I’m sure that the following, brief point must have been made before; perhaps I myself have made it (although, if the latter, I’ve forgotten). Nevertheless, it’s worthwhile to make once more this particular point about the relation between minimum-wage legislation and monopsony power. I make the point below the fold.
The existence of monopsony power supplies the only theoretically credible condition under which a minimum wage can possibly improve the well-being of low-skilled workers without harming any of them. Of course, however, claims that monopsony power is in reality rampant enough in the United States to justify minimum-wage legislation are incredible. These claims fail the smell test.

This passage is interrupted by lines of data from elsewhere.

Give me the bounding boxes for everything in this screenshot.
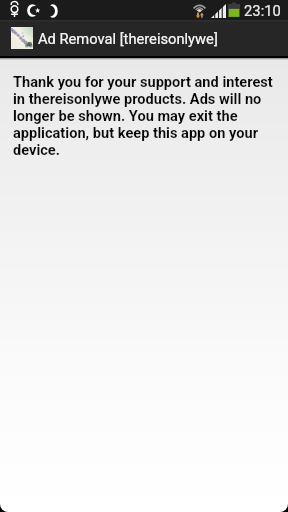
staticText: 23:10	[244, 2, 281, 19]
staticText: Thank you for your support and interest …	[13, 74, 279, 159]
staticText: Ad Removal [thereisonlywe]	[38, 30, 218, 47]
other: Mobile signal	[211, 4, 226, 18]
other: Notification	[48, 4, 58, 18]
other: Wi-Fi	[192, 2, 207, 18]
button[interactable]: App icon, navigate up	[0, 20, 288, 56]
other: Notification	[27, 4, 40, 17]
other: App icon, navigate up	[11, 27, 33, 49]
other: Battery	[228, 2, 240, 18]
other: Notification	[10, 3, 19, 17]
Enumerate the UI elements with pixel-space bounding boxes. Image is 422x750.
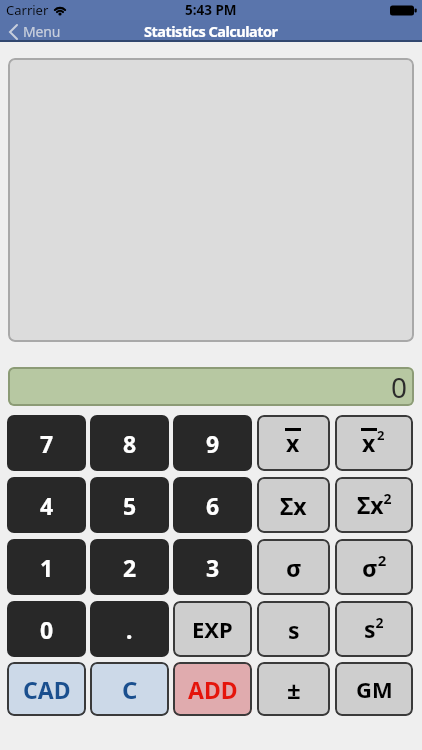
- button[interactable]: x: [257, 415, 330, 471]
- staticText: Menu: [23, 22, 61, 41]
- staticText: GM: [356, 674, 393, 704]
- button[interactable]: ADD: [173, 662, 252, 716]
- staticText: 4: [40, 490, 54, 521]
- button[interactable]: GM: [335, 662, 413, 716]
- staticText: 1: [40, 552, 54, 583]
- button[interactable]: C: [90, 662, 169, 716]
- button[interactable]: σ: [257, 539, 330, 595]
- button[interactable]: x: [335, 415, 413, 471]
- staticText: 0: [391, 368, 408, 406]
- staticText: 7: [40, 428, 54, 459]
- button[interactable]: 5: [90, 477, 169, 533]
- staticText: Σx: [280, 490, 307, 521]
- staticText: 6: [206, 490, 220, 521]
- button[interactable]: .: [90, 601, 169, 657]
- staticText: 5:43 PM: [185, 1, 237, 19]
- button[interactable]: s2: [335, 601, 413, 657]
- button[interactable]: s: [257, 601, 330, 657]
- staticText: σ2: [362, 550, 387, 584]
- staticText: ADD: [188, 674, 238, 705]
- staticText: CAD: [23, 674, 71, 705]
- button[interactable]: 8: [90, 415, 169, 471]
- staticText: 3: [206, 552, 220, 583]
- button[interactable]: EXP: [173, 601, 252, 657]
- button[interactable]: ±: [257, 662, 330, 716]
- button[interactable]: Σx: [257, 477, 330, 533]
- staticText: ±: [287, 673, 301, 706]
- button[interactable]: 7: [7, 415, 86, 471]
- staticText: 2: [377, 426, 385, 444]
- button[interactable]: 9: [173, 415, 252, 471]
- button[interactable]: 0: [7, 601, 86, 657]
- button[interactable]: 3: [173, 539, 252, 595]
- staticText: 2: [123, 552, 137, 583]
- staticText: x: [362, 427, 376, 458]
- button[interactable]: 4: [7, 477, 86, 533]
- staticText: .: [126, 614, 133, 645]
- button[interactable]: 6: [173, 477, 252, 533]
- staticText: s2: [364, 613, 384, 645]
- staticText: EXP: [192, 614, 233, 644]
- button[interactable]: Σx2: [335, 477, 413, 533]
- button[interactable]: σ2: [335, 539, 413, 595]
- staticText: Carrier: [6, 1, 49, 19]
- staticText: Σx2: [357, 489, 392, 521]
- staticText: Statistics Calculator: [144, 21, 278, 41]
- staticText: σ: [286, 551, 302, 584]
- staticText: 8: [123, 428, 137, 459]
- staticText: 5: [123, 490, 137, 521]
- button[interactable]: 2: [90, 539, 169, 595]
- button[interactable]: Menu: [8, 22, 61, 41]
- staticText: s: [288, 614, 300, 645]
- staticText: x: [286, 427, 300, 458]
- staticText: C: [122, 673, 138, 706]
- staticText: 0: [40, 614, 54, 645]
- button[interactable]: 1: [7, 539, 86, 595]
- staticText: 9: [206, 428, 220, 459]
- button[interactable]: CAD: [7, 662, 86, 716]
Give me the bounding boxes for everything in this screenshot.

But – and here’s the point of this post – to the extent that temporal or geographic pockets monopsony power might arise in reality, once source of such power might well be minimum-wage legislation itself. The reason is that minimum-wage legislation destroys jobs for low-skilled workers. Such legislation encourages employers to use more capital relative to low-skilled labor than they would use absent such legislation. With fewer job opportunities created for low-skilled workers, low-skilled workers in their current jobs have fewer alternative jobs to which they might move if their current employers underpay them.
Therefore, any empirical studies that find evidence of monopsony power cannot legitimately be used to justify minimum-wage legislation if such studies are of places in which minimum-wage legislation already exists. Such findings, if legitimate, likely reflect, at least in part, the anti-competitive effects of minimum-wage legislation itself. To prescribe more of it under such circumstances would be counterproductive.